If you have time to spare or a particular desire
to see it close up, head for Taipei 101. This 508 meter high building
is currently the worlds tallest. Costing US$1.64 billion to construct,
it is designed to look like a stem of bamboo, and is divided into
eight segments, eight being an auspicious number for the Chinese.
The building is visible all over the city as it towers above the
surrounding buildings, but wont be open to the public until
the end of the year. The adjoining shopping mall is already open
and has a big selection of popular and top-end shops. There is a
free shuttle to Taipei 101 that leaves from City Hall MRT Station
every fifteen minutes until 10pm.
A short stay in Taipei can be pleasantly crammed
with visits to museums, markets, temples and parks, sampling delicious
Chinese and international food along the way. Taiwan is said to
be in many ways more Chinese than China itself, with better-preserved
traditions, architecture and artifacts. It is a progressively modern
city where the temples and shrines sit comfortably side by side
with shopping malls and skyscrapers.
While in Taipei make sure you try:
Bubble Tea: Also known as Tapioca Tea, this
is a hugely popular drink that originated in Taiwan about 15 years
ago. It is an iced drink packed with chewy tapioca balls the size
of pearls, served creamed and sweetened in black or green tea with
a jumbo straw to suck up the large bubbles.

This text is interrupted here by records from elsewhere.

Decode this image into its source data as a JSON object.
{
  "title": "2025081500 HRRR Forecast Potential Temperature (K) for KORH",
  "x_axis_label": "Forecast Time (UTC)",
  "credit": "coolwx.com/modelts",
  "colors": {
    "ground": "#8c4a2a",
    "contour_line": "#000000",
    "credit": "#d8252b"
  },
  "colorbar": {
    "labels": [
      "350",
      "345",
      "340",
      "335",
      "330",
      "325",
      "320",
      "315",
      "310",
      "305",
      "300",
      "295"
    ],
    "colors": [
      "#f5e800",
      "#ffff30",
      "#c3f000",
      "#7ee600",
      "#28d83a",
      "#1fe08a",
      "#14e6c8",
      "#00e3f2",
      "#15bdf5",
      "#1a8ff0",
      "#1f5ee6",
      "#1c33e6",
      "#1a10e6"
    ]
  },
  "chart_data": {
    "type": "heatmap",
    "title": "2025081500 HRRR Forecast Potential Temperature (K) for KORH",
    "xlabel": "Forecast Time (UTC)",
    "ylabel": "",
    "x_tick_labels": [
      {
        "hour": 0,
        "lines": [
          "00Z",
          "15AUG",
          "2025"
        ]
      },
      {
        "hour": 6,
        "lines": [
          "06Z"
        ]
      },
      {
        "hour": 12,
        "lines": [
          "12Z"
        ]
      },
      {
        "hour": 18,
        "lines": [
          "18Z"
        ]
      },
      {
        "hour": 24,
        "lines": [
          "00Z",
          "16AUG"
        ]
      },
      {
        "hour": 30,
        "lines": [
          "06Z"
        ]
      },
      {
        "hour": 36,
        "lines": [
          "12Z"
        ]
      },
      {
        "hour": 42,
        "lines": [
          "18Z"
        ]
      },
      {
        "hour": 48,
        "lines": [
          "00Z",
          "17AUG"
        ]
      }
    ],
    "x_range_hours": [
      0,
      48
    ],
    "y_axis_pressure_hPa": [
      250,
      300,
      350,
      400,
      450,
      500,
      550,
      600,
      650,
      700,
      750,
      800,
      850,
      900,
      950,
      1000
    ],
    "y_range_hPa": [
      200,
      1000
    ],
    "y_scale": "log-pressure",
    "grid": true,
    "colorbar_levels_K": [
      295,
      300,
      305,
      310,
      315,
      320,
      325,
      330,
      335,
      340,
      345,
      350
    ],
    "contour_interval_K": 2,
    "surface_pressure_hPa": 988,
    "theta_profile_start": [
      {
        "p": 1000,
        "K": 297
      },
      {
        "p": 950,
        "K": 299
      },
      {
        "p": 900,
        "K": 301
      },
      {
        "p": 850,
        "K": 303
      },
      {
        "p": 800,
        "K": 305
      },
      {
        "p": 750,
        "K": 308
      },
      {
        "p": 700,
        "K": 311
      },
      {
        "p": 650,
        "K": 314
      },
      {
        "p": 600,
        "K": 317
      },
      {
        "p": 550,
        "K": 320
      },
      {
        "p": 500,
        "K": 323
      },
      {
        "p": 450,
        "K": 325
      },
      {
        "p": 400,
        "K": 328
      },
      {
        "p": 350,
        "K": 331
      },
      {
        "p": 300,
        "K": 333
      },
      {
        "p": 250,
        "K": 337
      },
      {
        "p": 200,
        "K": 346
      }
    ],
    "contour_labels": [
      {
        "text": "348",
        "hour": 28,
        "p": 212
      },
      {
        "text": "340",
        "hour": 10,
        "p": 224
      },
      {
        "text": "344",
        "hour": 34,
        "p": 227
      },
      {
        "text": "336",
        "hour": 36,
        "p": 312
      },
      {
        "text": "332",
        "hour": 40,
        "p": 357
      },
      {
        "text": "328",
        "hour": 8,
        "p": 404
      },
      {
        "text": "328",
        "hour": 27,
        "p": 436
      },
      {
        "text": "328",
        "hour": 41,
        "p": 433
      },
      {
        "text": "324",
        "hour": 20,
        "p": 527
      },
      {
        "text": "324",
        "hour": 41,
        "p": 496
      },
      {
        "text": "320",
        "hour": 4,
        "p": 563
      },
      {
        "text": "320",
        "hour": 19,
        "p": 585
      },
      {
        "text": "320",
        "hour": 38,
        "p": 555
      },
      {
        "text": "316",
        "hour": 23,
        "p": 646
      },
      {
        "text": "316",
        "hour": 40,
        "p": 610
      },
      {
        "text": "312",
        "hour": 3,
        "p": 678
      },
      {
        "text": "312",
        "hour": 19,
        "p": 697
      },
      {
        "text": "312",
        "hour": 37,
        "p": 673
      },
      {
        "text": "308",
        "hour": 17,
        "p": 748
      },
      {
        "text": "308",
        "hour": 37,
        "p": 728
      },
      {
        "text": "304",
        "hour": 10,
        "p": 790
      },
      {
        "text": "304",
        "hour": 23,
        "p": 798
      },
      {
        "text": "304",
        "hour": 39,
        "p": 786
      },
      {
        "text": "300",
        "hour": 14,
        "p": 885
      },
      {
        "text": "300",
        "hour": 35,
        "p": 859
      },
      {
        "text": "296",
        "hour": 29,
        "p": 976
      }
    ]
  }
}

Mongolian Barbecue: Choose your own finely sliced meat, seafood
and vegetables, add sauces and spices you like and a chef will cook
it for you on a large grill right at your table. Many restaurants
in Taipei offer All You Can Eat Mongolian Barbecue for
under US$15
Rose Ice cream: Rose is a popular flavor for things like
tea, soft drinks, and even ice cream. The ice cream is usually a
cheerful shade of pink and has a sweet but subtle flavor that is
very refreshing and makes a nice change from the usual choices.